Since the survival rate of female travelers was already high it will be useful to graph the mortality rates between female solo travelers and group travelers.

In [None]:
plt.figure(figsize=(16, 6))
sns.countplot(x='FamilyCount',hue='Survived',data=training[(training.Sex=='female') \
    & (training.Pclass==3)])

Here we see an intersting find.  The mortality rate for solo females is much less than the mortality rate for non solo females.  Perhaps females with families were less likely to leave without them making solo females more likely to survive. 
Next we need to investigate the embarked and cabin columns.  These are unlikely to have real effects on survival rates.

In [None]:
#Column for cabin letter
training['CabinLetter'] = training['Cabin'].str[0]

#Display cabin info
print(training.groupby(['CabinLetter', 'Pclass', 'Sex'])['Survived'].agg(['count', 'mean']))

Cabins A, B, and C are all Pclass 1, D, E, and F contain some 2's and E, F, and G contain Pclass 3's.
Next comes the embarked column

In [None]:
print(training.groupby('Embarked')['Survived'].agg(['count','mean', 'size']))
#Port C has a high survival rate of 55% maybe less 3rd class individuals were on at this port

print(training.groupby(['Embarked', 'Pclass'])['Survived'].agg(['count','mean']))

#Since more first class passengers embarked at port C this explains the high survival rate of the port.

Finally we need to explore the name column.  The only real comparison I can do here is by name length.

In [None]:
#Create column of name lengths
training["NameLength"] = training["Name"].apply(len).astype(int)

plt.figure(figsize=(16, 6))
sns.countplot(x='NameLength', hue='Survived', data=training)

#What is intersting about this graph is that people with longer names tended to survive more often than they didn't. In order to explore this it might be helpful to see a few of the names with len > 35.

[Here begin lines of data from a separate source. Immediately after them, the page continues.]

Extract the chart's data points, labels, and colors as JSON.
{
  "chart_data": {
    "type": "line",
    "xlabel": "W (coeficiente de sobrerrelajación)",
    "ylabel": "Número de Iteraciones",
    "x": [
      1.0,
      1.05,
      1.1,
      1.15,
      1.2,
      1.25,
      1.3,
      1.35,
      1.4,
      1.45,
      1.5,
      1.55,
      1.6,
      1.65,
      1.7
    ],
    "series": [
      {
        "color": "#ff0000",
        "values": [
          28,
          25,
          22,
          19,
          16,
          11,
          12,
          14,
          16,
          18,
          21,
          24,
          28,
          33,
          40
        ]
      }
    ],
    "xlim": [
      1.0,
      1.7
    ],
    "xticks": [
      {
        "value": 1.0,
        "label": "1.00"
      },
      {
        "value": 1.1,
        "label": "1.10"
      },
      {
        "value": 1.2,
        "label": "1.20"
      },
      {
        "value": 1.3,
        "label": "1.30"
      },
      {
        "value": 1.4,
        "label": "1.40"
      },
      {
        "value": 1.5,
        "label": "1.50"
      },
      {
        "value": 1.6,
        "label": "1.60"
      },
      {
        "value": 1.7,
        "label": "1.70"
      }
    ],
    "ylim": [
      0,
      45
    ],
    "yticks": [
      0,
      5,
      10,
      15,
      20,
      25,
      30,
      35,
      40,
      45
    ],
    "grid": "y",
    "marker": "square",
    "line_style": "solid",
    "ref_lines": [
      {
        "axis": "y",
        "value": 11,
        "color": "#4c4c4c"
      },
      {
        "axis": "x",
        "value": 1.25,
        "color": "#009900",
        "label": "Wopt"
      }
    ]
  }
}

#print(training[training["NameLength"]> 35]) #A long output
#Many of these names are females with maiden names.  This is likely the reason for the name/survival relationship.  The males with long names are less likely to survive than the females in this category.

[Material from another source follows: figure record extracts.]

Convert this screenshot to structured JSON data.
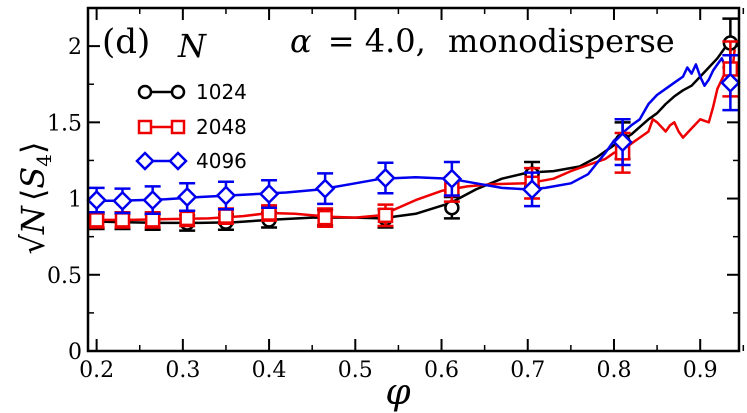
{
  "chart_data": {
    "type": "line",
    "title": "",
    "panel_label": "(d)",
    "legend_title": "N",
    "annotation": {
      "alpha_symbol": "α",
      "equals": "= 4.0,",
      "regime": "monodisperse"
    },
    "xlabel": "φ",
    "ylabel": {
      "sqrt": "√",
      "N": "N",
      "S": "S",
      "sub": "4"
    },
    "xlim": [
      0.19,
      0.945
    ],
    "ylim": [
      0,
      2.25
    ],
    "xticks": [
      0.2,
      0.3,
      0.4,
      0.5,
      0.6,
      0.7,
      0.8,
      0.9
    ],
    "xtick_labels": [
      "0.2",
      "0.3",
      "0.4",
      "0.5",
      "0.6",
      "0.7",
      "0.8",
      "0.9"
    ],
    "yticks": [
      0,
      0.5,
      1,
      1.5,
      2
    ],
    "ytick_labels": [
      "0",
      "0.5",
      "1",
      "1.5",
      "2"
    ],
    "grid": false,
    "legend_position": "top-left",
    "series": [
      {
        "name": "1024",
        "color": "#000000",
        "marker": "circle",
        "curve": [
          [
            0.195,
            0.85
          ],
          [
            0.23,
            0.845
          ],
          [
            0.27,
            0.84
          ],
          [
            0.32,
            0.84
          ],
          [
            0.36,
            0.845
          ],
          [
            0.4,
            0.86
          ],
          [
            0.45,
            0.875
          ],
          [
            0.5,
            0.875
          ],
          [
            0.53,
            0.87
          ],
          [
            0.57,
            0.9
          ],
          [
            0.61,
            0.97
          ],
          [
            0.64,
            1.06
          ],
          [
            0.67,
            1.13
          ],
          [
            0.7,
            1.17
          ],
          [
            0.73,
            1.18
          ],
          [
            0.76,
            1.21
          ],
          [
            0.78,
            1.27
          ],
          [
            0.8,
            1.35
          ],
          [
            0.82,
            1.42
          ],
          [
            0.84,
            1.52
          ],
          [
            0.85,
            1.56
          ],
          [
            0.86,
            1.62
          ],
          [
            0.87,
            1.67
          ],
          [
            0.88,
            1.71
          ],
          [
            0.89,
            1.74
          ],
          [
            0.9,
            1.8
          ],
          [
            0.91,
            1.86
          ],
          [
            0.92,
            1.92
          ],
          [
            0.93,
            2.0
          ],
          [
            0.94,
            2.02
          ]
        ],
        "points": [
          {
            "x": 0.2,
            "y": 0.85,
            "err": 0.05
          },
          {
            "x": 0.23,
            "y": 0.85,
            "err": 0.05
          },
          {
            "x": 0.265,
            "y": 0.845,
            "err": 0.05
          },
          {
            "x": 0.305,
            "y": 0.84,
            "err": 0.05
          },
          {
            "x": 0.35,
            "y": 0.845,
            "err": 0.05
          },
          {
            "x": 0.4,
            "y": 0.86,
            "err": 0.05
          },
          {
            "x": 0.465,
            "y": 0.875,
            "err": 0.05
          },
          {
            "x": 0.535,
            "y": 0.87,
            "err": 0.06
          },
          {
            "x": 0.612,
            "y": 0.94,
            "err": 0.07
          },
          {
            "x": 0.705,
            "y": 1.16,
            "err": 0.08
          },
          {
            "x": 0.81,
            "y": 1.38,
            "err": 0.12
          },
          {
            "x": 0.935,
            "y": 2.02,
            "err": 0.16
          }
        ]
      },
      {
        "name": "2048",
        "color": "#ee0000",
        "marker": "square",
        "curve": [
          [
            0.195,
            0.86
          ],
          [
            0.24,
            0.86
          ],
          [
            0.28,
            0.865
          ],
          [
            0.33,
            0.87
          ],
          [
            0.37,
            0.885
          ],
          [
            0.4,
            0.905
          ],
          [
            0.43,
            0.9
          ],
          [
            0.47,
            0.88
          ],
          [
            0.5,
            0.875
          ],
          [
            0.53,
            0.89
          ],
          [
            0.57,
            0.99
          ],
          [
            0.6,
            1.05
          ],
          [
            0.63,
            1.08
          ],
          [
            0.66,
            1.095
          ],
          [
            0.7,
            1.1
          ],
          [
            0.73,
            1.13
          ],
          [
            0.75,
            1.18
          ],
          [
            0.77,
            1.22
          ],
          [
            0.79,
            1.26
          ],
          [
            0.8,
            1.3
          ],
          [
            0.81,
            1.32
          ],
          [
            0.82,
            1.36
          ],
          [
            0.83,
            1.4
          ],
          [
            0.84,
            1.44
          ],
          [
            0.845,
            1.52
          ],
          [
            0.85,
            1.5
          ],
          [
            0.86,
            1.44
          ],
          [
            0.865,
            1.48
          ],
          [
            0.87,
            1.5
          ],
          [
            0.875,
            1.44
          ],
          [
            0.88,
            1.4
          ],
          [
            0.89,
            1.46
          ],
          [
            0.9,
            1.52
          ],
          [
            0.91,
            1.5
          ],
          [
            0.915,
            1.6
          ],
          [
            0.92,
            1.72
          ],
          [
            0.93,
            1.84
          ],
          [
            0.935,
            1.72
          ],
          [
            0.94,
            1.98
          ]
        ],
        "points": [
          {
            "x": 0.2,
            "y": 0.86,
            "err": 0.05
          },
          {
            "x": 0.23,
            "y": 0.86,
            "err": 0.05
          },
          {
            "x": 0.265,
            "y": 0.86,
            "err": 0.05
          },
          {
            "x": 0.305,
            "y": 0.87,
            "err": 0.05
          },
          {
            "x": 0.35,
            "y": 0.885,
            "err": 0.05
          },
          {
            "x": 0.4,
            "y": 0.905,
            "err": 0.05
          },
          {
            "x": 0.465,
            "y": 0.875,
            "err": 0.06
          },
          {
            "x": 0.535,
            "y": 0.89,
            "err": 0.07
          },
          {
            "x": 0.612,
            "y": 1.06,
            "err": 0.08
          },
          {
            "x": 0.705,
            "y": 1.1,
            "err": 0.1
          },
          {
            "x": 0.81,
            "y": 1.3,
            "err": 0.13
          },
          {
            "x": 0.935,
            "y": 1.85,
            "err": 0.18
          }
        ]
      },
      {
        "name": "4096",
        "color": "#0000ee",
        "marker": "diamond",
        "curve": [
          [
            0.195,
            0.985
          ],
          [
            0.22,
            0.985
          ],
          [
            0.25,
            0.99
          ],
          [
            0.28,
            0.995
          ],
          [
            0.32,
            1.01
          ],
          [
            0.37,
            1.025
          ],
          [
            0.42,
            1.04
          ],
          [
            0.46,
            1.06
          ],
          [
            0.5,
            1.1
          ],
          [
            0.53,
            1.13
          ],
          [
            0.57,
            1.14
          ],
          [
            0.61,
            1.13
          ],
          [
            0.64,
            1.1
          ],
          [
            0.67,
            1.07
          ],
          [
            0.7,
            1.06
          ],
          [
            0.72,
            1.07
          ],
          [
            0.75,
            1.1
          ],
          [
            0.77,
            1.16
          ],
          [
            0.78,
            1.23
          ],
          [
            0.79,
            1.3
          ],
          [
            0.8,
            1.38
          ],
          [
            0.81,
            1.43
          ],
          [
            0.82,
            1.48
          ],
          [
            0.83,
            1.52
          ],
          [
            0.84,
            1.62
          ],
          [
            0.85,
            1.68
          ],
          [
            0.86,
            1.72
          ],
          [
            0.87,
            1.76
          ],
          [
            0.88,
            1.8
          ],
          [
            0.885,
            1.86
          ],
          [
            0.89,
            1.82
          ],
          [
            0.895,
            1.88
          ],
          [
            0.9,
            1.8
          ],
          [
            0.905,
            1.74
          ],
          [
            0.91,
            1.78
          ],
          [
            0.915,
            1.84
          ],
          [
            0.92,
            1.88
          ],
          [
            0.925,
            1.92
          ],
          [
            0.93,
            1.85
          ],
          [
            0.935,
            1.78
          ],
          [
            0.94,
            1.76
          ]
        ],
        "points": [
          {
            "x": 0.2,
            "y": 0.99,
            "err": 0.08
          },
          {
            "x": 0.23,
            "y": 0.985,
            "err": 0.08
          },
          {
            "x": 0.265,
            "y": 0.99,
            "err": 0.09
          },
          {
            "x": 0.305,
            "y": 1.01,
            "err": 0.09
          },
          {
            "x": 0.35,
            "y": 1.02,
            "err": 0.09
          },
          {
            "x": 0.4,
            "y": 1.03,
            "err": 0.09
          },
          {
            "x": 0.465,
            "y": 1.065,
            "err": 0.1
          },
          {
            "x": 0.535,
            "y": 1.135,
            "err": 0.1
          },
          {
            "x": 0.612,
            "y": 1.13,
            "err": 0.11
          },
          {
            "x": 0.705,
            "y": 1.06,
            "err": 0.11
          },
          {
            "x": 0.81,
            "y": 1.37,
            "err": 0.15
          },
          {
            "x": 0.935,
            "y": 1.76,
            "err": 0.18
          }
        ]
      }
    ]
  }
}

Having analyized all columns of the data we can draw a few useful conclusions.  Pclass 1 and 2 females almost always survive.  The next reliable indecator is groups.  But not all groups survive as shown earlier.  The key connection is that members within a team have correlated survival.  So it will be helpful to build groups of families on the titanic to use as a good indecator for members which are not female.  First I should fill in some missing values and then create the groupings which will be useful when training.